Au lieu de forêts vierges ou d’océans, les sociétés minières pourraient obtenir des métaux précieux rares à partir d’astéroïdes au cours des 40 prochaines années.

La hausse des coûts, la pollution et la perturbation des écosystèmes ont incité à examiner de plus près les astéroïdes en tant que source prometteuse de métaux précieux pour la technologie moderne, notamment les batteries, les panneaux solaires et les pièces d’éoliennes. La demande croissante d’énergie propre accroît le besoin de ces minéraux vitaux, tandis que des inquiétudes persistent quant à l’impact environnemental de l’exploitation minière terrestre.

L’exploitation minière spatiale, bien que coûteuse, offre une solution.

Ce mois-ci, deux groupes d’économistes différents ont publié des évaluations économiques de l’exploitation minière des astéroïdes dans la revue Proceedings of the National Academy of Sciences.

Une évaluation a été menée par des économistes de l’Université de Tor Roma Vergata, de l’Université du Maryland et du Middlebury College. Il s’est concentré sur les défis à relever pour tirer parti des atouts astéroïdes actuellement disponibles.

L’évaluation identifie les dépenses de R&D et les politiques régissant l’utilisation de l’espace comme les principaux obstacles à l’utilisation des activités spatiales pour stimuler la croissance économique. Les entreprises privées ont tendance à orienter leurs initiatives de recherche spatiale vers la rentabilité plutôt que vers une diffusion plus large des connaissances.
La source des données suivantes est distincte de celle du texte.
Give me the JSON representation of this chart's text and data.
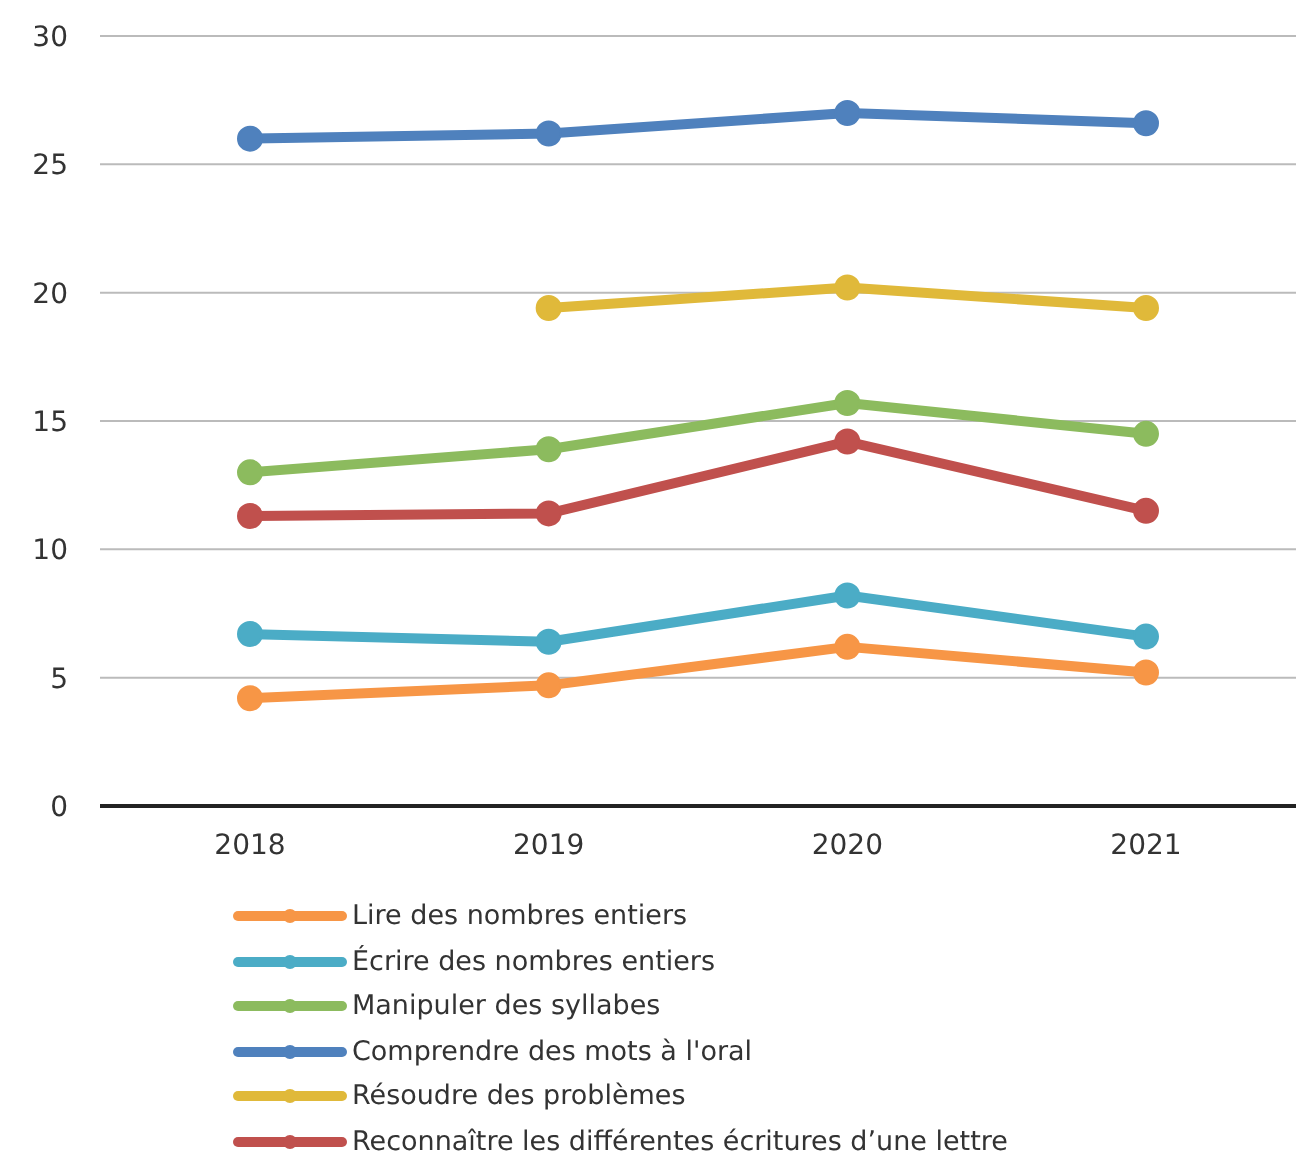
{
  "chart_data": {
    "type": "line",
    "categories": [
      "2018",
      "2019",
      "2020",
      "2021"
    ],
    "series": [
      {
        "name": "Lire des nombres entiers",
        "color": "#f79646",
        "values": [
          4.2,
          4.7,
          6.2,
          5.2
        ]
      },
      {
        "name": "Écrire des nombres entiers",
        "color": "#4bacc6",
        "values": [
          6.7,
          6.4,
          8.2,
          6.6
        ]
      },
      {
        "name": "Manipuler des syllabes",
        "color": "#8cbb5e",
        "values": [
          13.0,
          13.9,
          15.7,
          14.5
        ]
      },
      {
        "name": "Comprendre des mots à l'oral",
        "color": "#4f81bd",
        "values": [
          26.0,
          26.2,
          27.0,
          26.6
        ]
      },
      {
        "name": "Résoudre des problèmes",
        "color": "#e0b93a",
        "values": [
          null,
          19.4,
          20.2,
          19.4
        ]
      },
      {
        "name": "Reconnaître les différentes écritures d’une lettre",
        "color": "#c0504d",
        "values": [
          11.3,
          11.4,
          14.2,
          11.5
        ]
      }
    ],
    "ylim": [
      0,
      30
    ],
    "yticks": [
      0,
      5,
      10,
      15,
      20,
      25,
      30
    ],
    "grid": "y",
    "legend": "bottom",
    "marker": "circle",
    "line_style": "solid"
  }
}
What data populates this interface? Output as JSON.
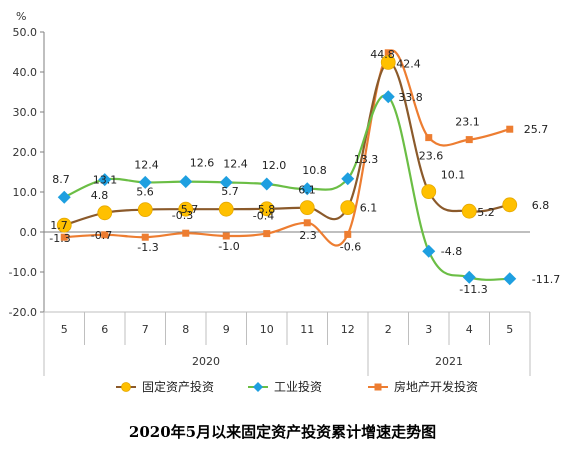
{
  "chart_data": {
    "type": "line",
    "title": "2020年5月以来固定资产投资累计增速走势图",
    "y_unit": "%",
    "categories": [
      "5",
      "6",
      "7",
      "8",
      "9",
      "10",
      "11",
      "12",
      "2",
      "3",
      "4",
      "5"
    ],
    "year_groups": [
      {
        "label": "2020",
        "start": 0,
        "end": 7
      },
      {
        "label": "2021",
        "start": 8,
        "end": 11
      }
    ],
    "ylim": [
      -20,
      50
    ],
    "yticks": [
      "-20.0",
      "-10.0",
      "0.0",
      "10.0",
      "20.0",
      "30.0",
      "40.0",
      "50.0"
    ],
    "grid": false,
    "legend_position": "bottom",
    "series": [
      {
        "name": "固定资产投资",
        "color": "#8B5A2B",
        "marker": "circle",
        "marker_color": "#FFC000",
        "values": [
          1.7,
          4.8,
          5.6,
          5.7,
          5.7,
          5.8,
          6.1,
          6.1,
          42.4,
          10.1,
          5.2,
          6.8
        ],
        "labels": [
          "1.7",
          "4.8",
          "5.6",
          "5.7",
          "5.7",
          "5.8",
          "6.1",
          "6.1",
          "42.4",
          "10.1",
          "5.2",
          "6.8"
        ]
      },
      {
        "name": "工业投资",
        "color": "#6BBE45",
        "marker": "diamond",
        "marker_color": "#1E9FE0",
        "values": [
          8.7,
          13.1,
          12.4,
          12.6,
          12.4,
          12.0,
          10.8,
          13.3,
          33.8,
          -4.8,
          -11.3,
          -11.7
        ],
        "labels": [
          "8.7",
          "13.1",
          "12.4",
          "12.6",
          "12.4",
          "12.0",
          "10.8",
          "13.3",
          "33.8",
          "-4.8",
          "-11.3",
          "-11.7"
        ]
      },
      {
        "name": "房地产开发投资",
        "color": "#ED7D31",
        "marker": "square",
        "marker_color": "#ED7D31",
        "values": [
          -1.3,
          -0.7,
          -1.3,
          -0.3,
          -1.0,
          -0.4,
          2.3,
          -0.6,
          44.8,
          23.6,
          23.1,
          25.7
        ],
        "labels": [
          "-1.3",
          "-0.7",
          "-1.3",
          "-0.3",
          "-1.0",
          "-0.4",
          "2.3",
          "-0.6",
          "44.8",
          "23.6",
          "23.1",
          "25.7"
        ]
      }
    ]
  }
}
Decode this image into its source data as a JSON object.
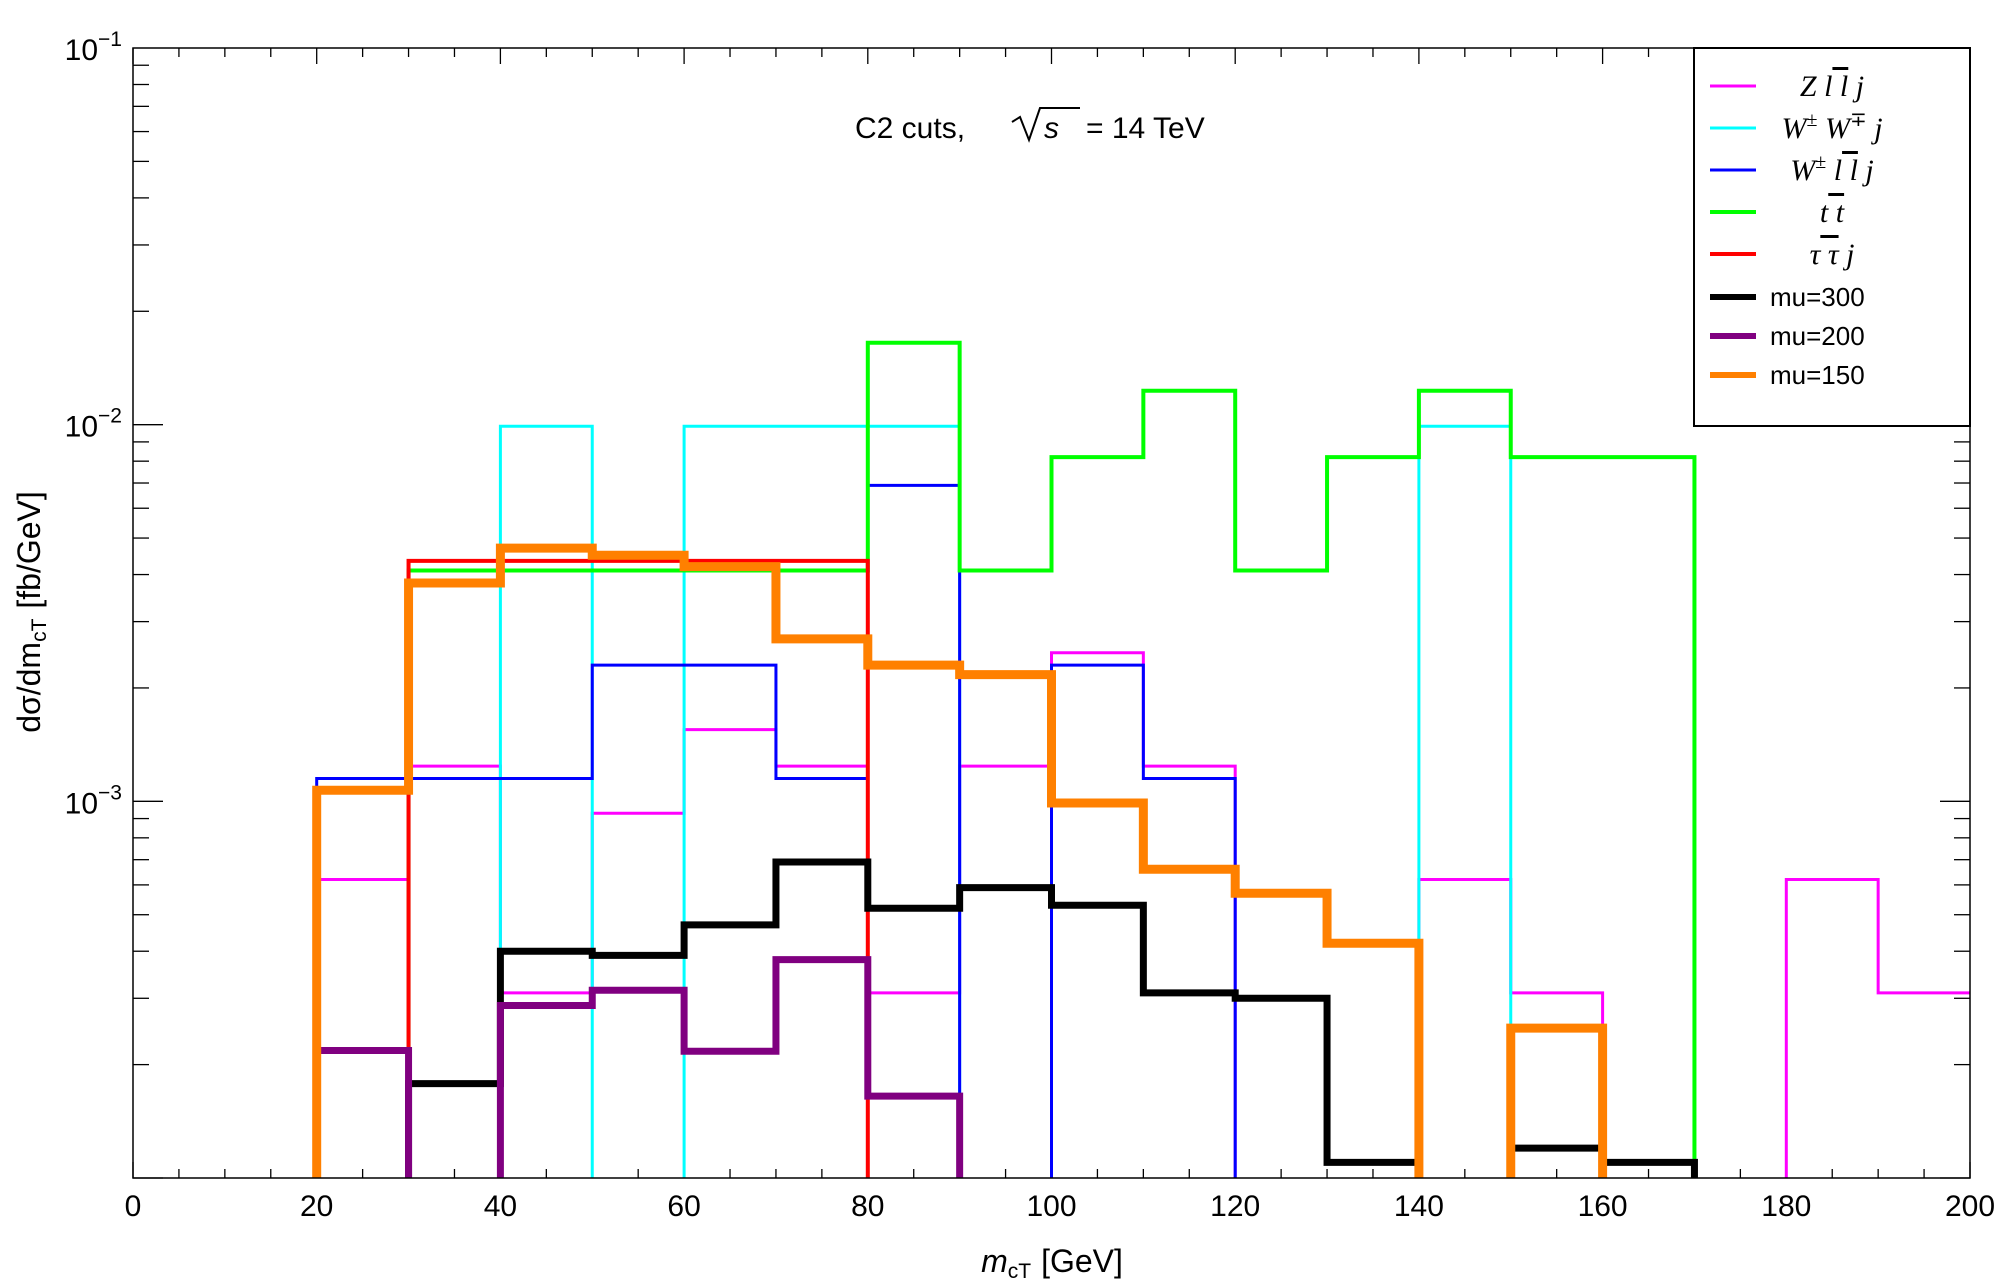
{
  "chart_data": {
    "type": "line",
    "step": true,
    "annotation": {
      "prefix": "C2 cuts,",
      "sqrt_arg": "s",
      "suffix": "= 14 TeV"
    },
    "xlabel": {
      "main": "m",
      "sub": "cT",
      "unit": "[GeV]"
    },
    "ylabel": {
      "main": "dσ/dm",
      "sub": "cT",
      "unit": "[fb/GeV]"
    },
    "xlim": [
      0,
      200
    ],
    "ylim": [
      0.0001,
      0.1
    ],
    "yscale": "log",
    "x_ticks": [
      {
        "value": 0,
        "label": "0"
      },
      {
        "value": 20,
        "label": "20"
      },
      {
        "value": 40,
        "label": "40"
      },
      {
        "value": 60,
        "label": "60"
      },
      {
        "value": 80,
        "label": "80"
      },
      {
        "value": 100,
        "label": "100"
      },
      {
        "value": 120,
        "label": "120"
      },
      {
        "value": 140,
        "label": "140"
      },
      {
        "value": 160,
        "label": "160"
      },
      {
        "value": 180,
        "label": "180"
      },
      {
        "value": 200,
        "label": "200"
      }
    ],
    "y_ticks": [
      {
        "value": 0.1,
        "base": "10",
        "exp": "−1"
      },
      {
        "value": 0.01,
        "base": "10",
        "exp": "−2"
      },
      {
        "value": 0.001,
        "base": "10",
        "exp": "−3"
      }
    ],
    "legend_position": "top-right",
    "bin_edges": [
      0,
      10,
      20,
      30,
      40,
      50,
      60,
      70,
      80,
      90,
      100,
      110,
      120,
      130,
      140,
      150,
      160,
      170,
      180,
      190,
      200
    ],
    "series": [
      {
        "name": "Z l l̄ j",
        "legend": {
          "parts": [
            "Z",
            " l",
            " l",
            " j"
          ],
          "bar_on": 2
        },
        "color": "#ff00ff",
        "width": 3,
        "values": [
          0,
          0,
          0.00062,
          0.00124,
          0.00031,
          0.00093,
          0.00155,
          0.00124,
          0.00031,
          0.00124,
          0.00248,
          0.00124,
          0,
          0,
          0.00062,
          0.00031,
          0,
          0,
          0.00062,
          0.00031
        ]
      },
      {
        "name": "W± W∓ j",
        "legend": {
          "parts": [
            "W",
            "±",
            " W",
            "∓",
            " j"
          ]
        },
        "color": "#00ffff",
        "width": 3,
        "values": [
          0,
          0,
          0,
          0,
          0.0099,
          0,
          0.0099,
          0.0099,
          0.0099,
          0,
          0,
          0,
          0,
          0,
          0.0099,
          0,
          0,
          0,
          0,
          0
        ]
      },
      {
        "name": "W± l l̄ j",
        "legend": {
          "parts": [
            "W",
            "±",
            " l",
            " l",
            " j"
          ],
          "bar_on": 3
        },
        "color": "#0000ff",
        "width": 3,
        "values": [
          0,
          0,
          0.00115,
          0.00115,
          0.00115,
          0.0023,
          0.0023,
          0.00115,
          0.0069,
          0,
          0.0023,
          0.00115,
          0,
          0,
          0,
          0,
          0,
          0,
          0,
          0
        ]
      },
      {
        "name": "t t̄",
        "legend": {
          "parts": [
            "t",
            " t"
          ],
          "bar_on": 1
        },
        "color": "#00ff00",
        "width": 4,
        "values": [
          0,
          0,
          0,
          0.0041,
          0.0041,
          0.0041,
          0.0041,
          0.0041,
          0.0165,
          0.0041,
          0.0082,
          0.0123,
          0.0041,
          0.0082,
          0.0123,
          0.0082,
          0.0082,
          0,
          0,
          0
        ]
      },
      {
        "name": "τ τ̄ j",
        "legend": {
          "parts": [
            "τ",
            " τ",
            " j"
          ],
          "bar_on": 1
        },
        "color": "#ff0000",
        "width": 4,
        "values": [
          0,
          0,
          0,
          0.00435,
          0.00435,
          0.00435,
          0.00435,
          0.00435,
          0,
          0,
          0,
          0,
          0,
          0,
          0,
          0,
          0,
          0,
          0,
          0
        ]
      },
      {
        "name": "mu=300",
        "legend": {
          "text": "mu=300"
        },
        "color": "#000000",
        "width": 7,
        "values": [
          0,
          0,
          0,
          0.000178,
          0.0004,
          0.00039,
          0.00047,
          0.00069,
          0.00052,
          0.00059,
          0.00053,
          0.00031,
          0.0003,
          0.00011,
          0,
          0.00012,
          0.00011,
          0,
          0,
          0
        ]
      },
      {
        "name": "mu=200",
        "legend": {
          "text": "mu=200"
        },
        "color": "#800080",
        "width": 7,
        "values": [
          0,
          0,
          0.000218,
          0,
          0.000287,
          0.000315,
          0.000217,
          0.00038,
          0.000165,
          0,
          0,
          0,
          0,
          0,
          0,
          0,
          0,
          0,
          0,
          0
        ]
      },
      {
        "name": "mu=150",
        "legend": {
          "text": "mu=150"
        },
        "color": "#ff8000",
        "width": 9,
        "values": [
          0,
          0,
          0.00107,
          0.0038,
          0.0047,
          0.0045,
          0.0042,
          0.0027,
          0.0023,
          0.00217,
          0.00099,
          0.00066,
          0.00057,
          0.00042,
          0,
          0.00025,
          0,
          0,
          0,
          0
        ]
      }
    ]
  }
}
De plus, les restrictions énoncées dans le Traité sur l’espace extra-atmosphérique compliquent encore davantage les choses.

Ce traité international interdit aux entreprises de revendiquer la propriété de zones orbitales spécifiques autour de la Terre. En conséquence, des problèmes tels que les déchets spatiaux et la propagation des débris spatiaux, susceptibles d’entrer en collision les uns avec les autres, deviennent de plus en plus répandus.

Le premier dit : « La résolution de ces risques mondiaux pose des problèmes d’action collective mondiale, et leur solution nécessite une coordination internationale. » appréciation.

D’autres problèmes mentionnés étaient le manque de protection planétaire contre les astéroïdes et la contamination rétro-Terre.

« Si elles sont bien gérées, l’exploration et l’utilisation de l’espace peuvent offrir des opportunités sans précédent en matière de développement économique et de durabilité. »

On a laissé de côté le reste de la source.